One of the parallelized versions is Gibbs sampling that is used for sampling fro...

stellographer · on June 1, 2015

Are you sure that Gibbs sampling isn't just the multivariate version of MH?

What I'm saying is that convergence speed for MH is limited by the fact that guesses cannot communicate with each other... which doesn't matter when you have a pencil and a 4 function calculator like when it was designed.

A genetic algorithm or a particle swarm algorithm is capable of much swifter convergence because the guesses _can_ communicate and influence the direction of the drunken walk.

physicsyogi · on June 1, 2015

When I was in grad school, we used MH to compute 400-dimensional integrals. We computed ground state and excited state properties of a particular system, using a wavefunction as the probability distribution. This was easily parallelized.

e.g http://phya.snu.ac.kr/~gsjeon/Primary/Abstract/abs26.html

While I can't say that one guess communicated with others, I can say that whenever I moved one particle, the others knew about it immediately because the wavefunction described a strongly correlated system. Communication between guesses sounds really interesting though. I've been out of the game for a while, so I'll have to look that up.

stellographer · on June 1, 2015

Check out this guy's work for some really cool examples: http://en.wikipedia.org/wiki/Xin-She_Yang

tel · on June 1, 2015

If your goal is optimization then MH is a bad choice. This is fine since MH is simply not an optimization algorithm! It's design to make accurate samples from a posterior distribution which you can measure but not find a functional form for.

It's a vastly more challenging problem than mere optimization.

enupten · on June 1, 2015

It is a multivariate (co-ordinate wise) version of MH. You can paralleize it because the Bayes net allows a decomposition of the p.d.

I feel like while your comment on Global-optimization algorithms may indeed be true, I don't quite yet believe that the hacks they involve are quite that general yet.

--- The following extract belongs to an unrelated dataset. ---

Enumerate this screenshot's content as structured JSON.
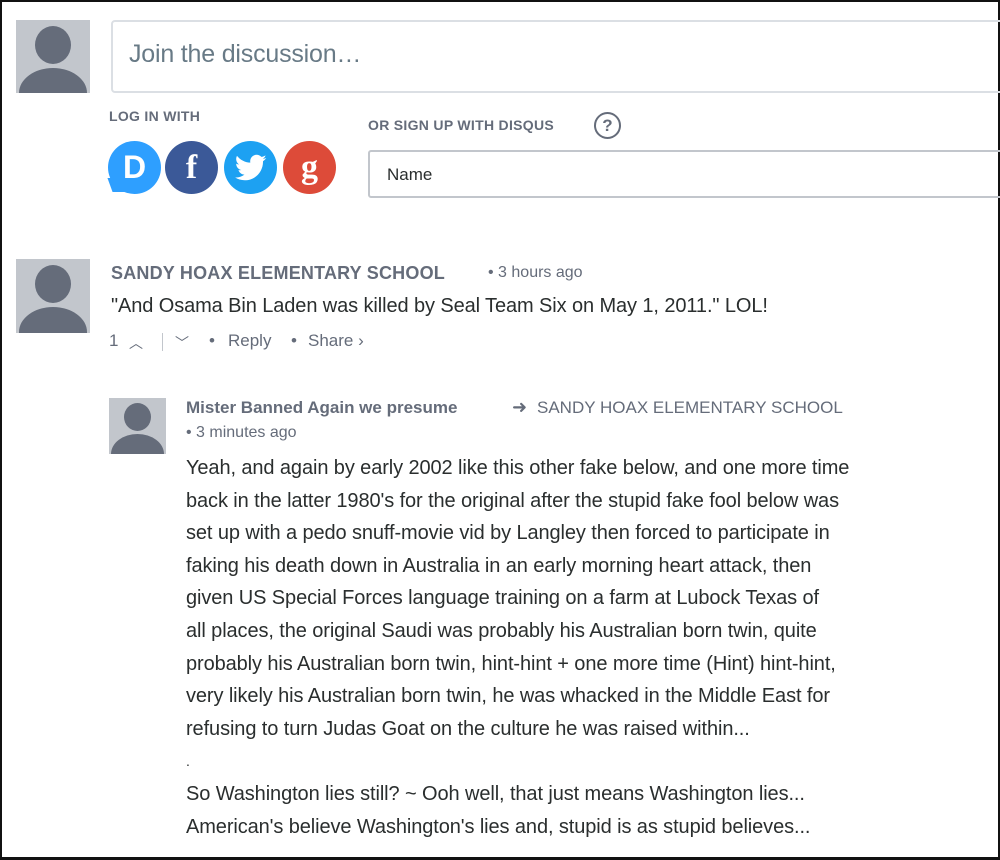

MH wasn't designed for Global optimization, and there is only one "particle". I guess this what you meant by "parallel" ?

stellographer · on June 1, 2015

Yeah, that's what I meant, the one particle bit.

Frequently you'll see things along the lines of "we ran 10,000 MCMC iterations to find the solution" and my first thought is "that must be a lot of wasted cycles."

I think I see what you mean now about the parallelization by decomposing the variables (splitting the problem into i separate problems which can be chained independently?)-- I didn't know that was a possibility. I'll have to look at that.

tel · on June 1, 2015

Well, you can run multiple simultaneous particle chains and sum their results. There's some wasted work since each will need to burn in, but modern algorithms can make that go quite quickly.

enupten · on June 1, 2015

Sure - but that's not what the OP is referring to. There is no "sync" step in multiple parallel chains, unlike particle swarm & genetic algorithms.

MCMC is also used for finding MAP solutions, an operation which is strictly less difficult than computing the partition function.